Sömürüyorum; ben kapitalizm! Ve TEDAVİ-8
Bu yazılar Prof. Dr. Necmettin Erbakan HOCAMIZI anma; anmanın ötesinde O’nu anlama, O’nu anlatma ve hayatı boyunca yapmaya çalıştıklarını ve yaptıklarını O’nun bıraktığı yerden devam ettirmemiz gerektiğini hatırlatma yazılarıdır…
Mesela, yedi gündür yazmakta olduğum “Sömürdüm, hala sömürüyorum; ben kapitalizm!” başlıklı bu yazılar da O’nu anma ve anlatma yazıları olup O’nun TEŞHİS ve TEDAVİ metodu ile yazılan yazılardır; Millî Gazete okuyucularımız da bunun farkındadır…
Millî Gazete demişken şu hatırlatmayı da yapmam gerekiyor…
Millî Gazete 49 yıldan beri her gün O’nun misyonunu anlatmaktadır…
Millî Gazete yazarları ve çalışanları her gün O’nun uyarılarını hatırlatmaktadır…
Millî Gazete her gün yani O’nun gazetemizi kurduğu ilk günden beri bu idrak ve şuurla yayımlanmakta, Millî Görüş okuyucuları tarafından da o idrak ve şuurla okunmaktadır…
Millî Gazete okuyarak güne başladığımı zaman zaman hatırlatıyorum ya; bugün de öyle yaptım ve son günlerde yazdığım yazılar açısından özellikle şu iki haber dikkatimi çekti.
https://www.milligazete.com.tr/haber/6319098/mykda-reform-paketine-son-revize
https://www.milligazete.com.tr/haber/6319095/partilerin-ilk-gundemi-sistem
Bu iki haberi dikkatle okumanızı, sonra bu konularda yazdıklarımız üzerinde derin derin düşünmenizi tavsiye ederim; elbette yapmamız gerekenleri de her an hatırlayarak…
Millî Gazete’nin bizi ilgilendiren konular açısından Türkiye’nin en etkin gazetesi olduğunu da Adnan Öksüz arkadaşımızın bugünkü “2020’nin en etkili gazetesi hangisi?” başlıklı yazısından okuyabilirsiniz… https://www.milligazete.com.tr/makale/6319304/adnan-oksuz/2020nin-en-etkili-gazetesi-hangisi
“Sistem” demişken… Evet, “sistem” yani “düzen” yani “zalim düzen” yani “kapitalizm” ve onun tek çare ve çözümü olan “Adİl Düzen, Adİl Ekonomİk Düzen, Adİl Dünya Düzenİ, Adİl Düzen İnsanlık Anayasası”…
Bugün “sİstem” yani “düzen” konusundaki uyarı ve hatırlatmalarımız bu kadar!
Önceki yazımızda kaldığımız yerden devam… Ne diyorduk? “Bugün (26 Ocak), benim gibi İzmir İ. İ. B. Fakültesi mezunu olan, eski milletvekili ve halen önemli bürokratik görevlerde bulunmaya devam eden, Yeni Şafak yazarı Doç.
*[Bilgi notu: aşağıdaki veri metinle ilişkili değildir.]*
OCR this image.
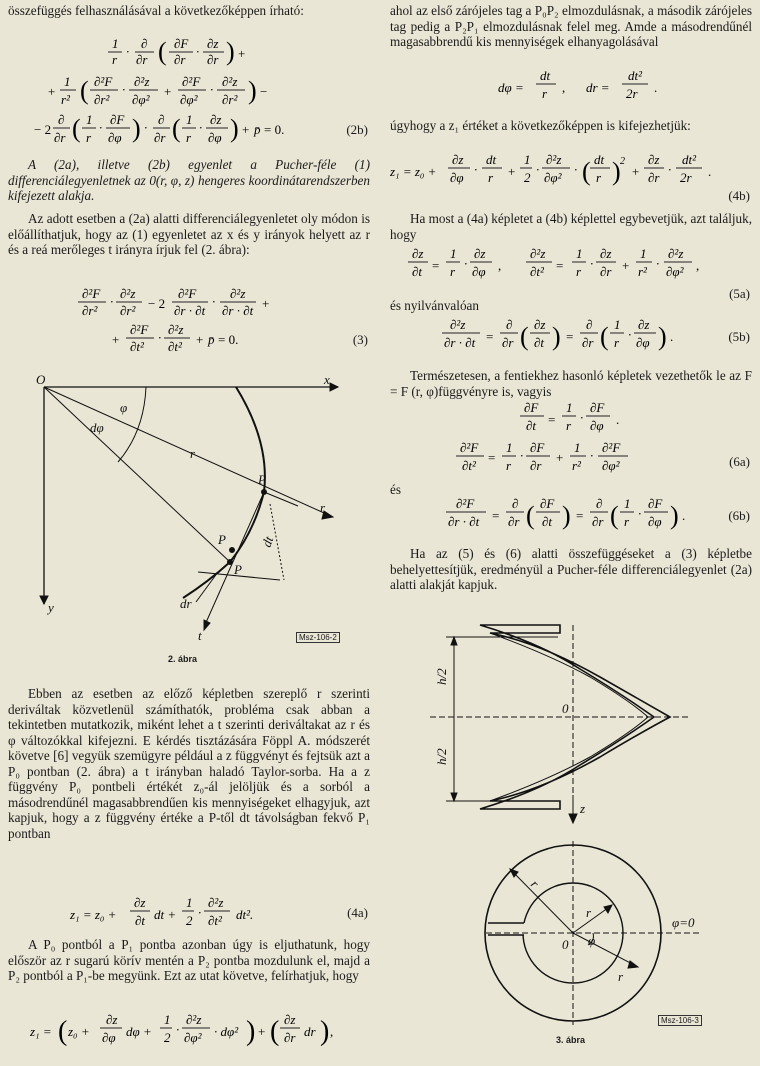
összefüggés felhasználásával a következőképpen írható:

1
r
·
∂
∂r ( ∂F
∂r
·
∂z
∂r ) +
+
1
r² ( ∂²F
∂r²
·
∂²z
∂φ²
+
∂²F
∂φ²
·
∂²z
∂r² ) −
− 2
∂
∂r ( 1
r
·
∂F
∂φ ) ·
∂
∂r ( 1
r
·
∂z
∂φ ) + p̄ = 0.	(2b)

A (2a), illetve (2b) egyenlet a Pucher-féle (1) differenciálegyenletnek az 0(r, φ, z) hengeres koordinátarendszerben kifejezett alakja.

Az adott esetben a (2a) alatti differenciálegyenletet oly módon is előállíthatjuk, hogy az (1) egyenletet az x és y irányok helyett az r és a reá merőleges t irányra írjuk fel (2. ábra):

∂²F
∂r²
·
∂²z
∂r² − 2
∂²F
∂r · ∂t
·
∂²z
∂r · ∂t +
+
∂²F
∂t²
·
∂²z
∂t² + p̄ = 0.	(3)
O	x
y
φ
dφ
r
r
P
P
P
dt
dr
t	Msz-106-2
2. ábra

Ebben az esetben az előző képletben szereplő r szerinti deriváltak közvetlenül számíthatók, probléma csak abban a tekintetben mutatkozik, miként lehet a t szerinti deriváltakat az r és φ változókkal kifejezni. E kérdés tisztázására Föppl A. módszerét követve [6] vegyük szemügyre például a z függvényt és fejtsük azt a P₀ pontban (2. ábra) a t irányban haladó Taylor-sorba. Ha a z függvény P₀ pontbeli értékét z₀-ál jelöljük és a sorból a másodrendűnél magasabbrendűen kis mennyiségeket elhagyjuk, azt kapjuk, hogy a z függvény értéke a P-től dt távolságban fekvő P₁ pontban

z₁ = z₀ +
∂z
∂t dt +
1
2
·
∂²z
∂t² dt².	(4a)

A P₀ pontból a P₁ pontba azonban úgy is eljuthatunk, hogy először az r sugarú körív mentén a P₂ pontba mozdulunk el, majd a P₂ pontból a P₁-be megyünk. Ezt az utat követve, felírhatjuk, hogy

z₁ = ( z₀ +
∂z
∂φ dφ +
1
2
·
∂²z
∂φ² · dφ² ) + ( ∂z
∂r dr ) ,

ahol az első zárójeles tag a P₀P₂ elmozdulásnak, a második zárójeles tag pedig a P₂P₁ elmozdulásnak felel meg. Amde a másodrendűnél magasabbrendű kis mennyiségek elhanyagolásával

dφ =
dt
r , dr =
dt²
2r .

úgyhogy a z₁ értéket a következőképpen is kifejezhetjük:

z₁ = z₀ +
∂z
∂φ
·
dt
r +
1
2
·
∂²z
∂φ²
· ( dt
r ) 2
+
∂z
∂r
·
dt²
2r .
(4b)

Ha most a (4a) képletet a (4b) képlettel egybevetjük, azt találjuk, hogy

∂z
∂t =
1
r
·
∂z
∂φ ,
∂²z
∂t² =
1
r
·
∂z
∂r +
1
r²
·
∂²z
∂φ² ,
(5a)

és nyilvánvalóan

∂²z
∂r · ∂t =
∂
∂r ( ∂z
∂t ) =
∂
∂r ( 1
r
·
∂z
∂φ ) .	(5b)

Természetesen, a fentiekhez hasonló képletek vezethetők le az F = F (r, φ)függvényre is, vagyis

∂F
∂t =
1
r
·
∂F
∂φ .
∂²F
∂t²
=
1
r
·
∂F
∂r
+
1
r²
·
∂²F
∂φ²	(6a)

és

∂²F
∂r · ∂t =
∂
∂r ( ∂F
∂t ) =
∂
∂r ( 1
r
·
∂F
∂φ ) .	(6b)

Ha az (5) és (6) alatti összefüggéseket a (3) képletbe behelyettesítjük, eredményül a Pucher-féle differenciálegyenlet (2a) alatti alakját kapjuk.

h/2
h/2
0
z
r
r
r
0 φ
φ=0
Msz-106-3
3. ábra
Dr. Şahap Kavcıoğlu’nun “Gıda enflasyonu ve tarım kredi kooperatiflerinin katkısı” başlıklı yazısı dikkatimi çekti… TEŞHİS olarak “gıda ve enflasyon” konusu üzerinde durması, TEDAVİ ya da çözüm olarak da KOOPERATİF kurumunu hatırlaması bizce önemli…” Okumaya devam…
“Ürünlerin, tarımsal üreticiden pazara erişim zorluklarını aşmada araya birçok tüccar girmektedir. Ürün satılana kadar aracı olan tüccarlar nedeniyle, çiftçinin toplam kazancın 1/8 kadarını alabildiği belirtilmektedir. Üretici açısından depolama ve ulaştırma imkânlarıyla, uzak pazarlara erişim sağlanmalıdır. Bunun için;
Soğuk zincir yatırımları için özel ve kooperatİf girişimciliği yaygınlaştırılmalıdır. Gıda lojistiğinin vazgeçilmez parçası olan soğuk zincirin ürün toplama, depolama ve dağıtım sırasındaki kayıpları minimize edilerek ve daha uzun bir bölgesel dağıtım sınırına ulaşılarak getireceği katma değerden faydalanılmalı. Bunun için ‘Tarladan Sofraya’ konseptine uygun ve ortak üretim arzını sağlayacak özel TKK (Tarım Kredİ Kooperatİflerİ) perakende zinciri hızlı bir şekilde kurulmalıdır.
SONUÇ olarak daha birçok çözüm noktası sayılabilir. Ancak, Türk tarımındaki en önemli iki yapısal sorunun öncelikle halledilmesi gerekir. Birincisi eğitimli ve bilinçli çiftçi kaynağı eksikliği, bir diğeri ise tarımsal arazilerin ölçek ekonomisine uygun olmaması sebebiyle tarımsal üretimdeki verimsizlik. Tarımın bu şekilde öncelikli kronikleşen sorunlarının çözülmesi için TKK (Tarım Kredİ Kooperatİflerİ) yapısı, dünyadaki kooperatİfçİlİğİn fonksiyonları ile örtüşen bir yapıya dönüştürülmelidir. Aksi takdirde, önemli bir kısmı faaliyet ve organizasyon eksikliğinden kaynaklanan gıda enflasyonunun kısa sürede çözümü zor gözükmektedir.”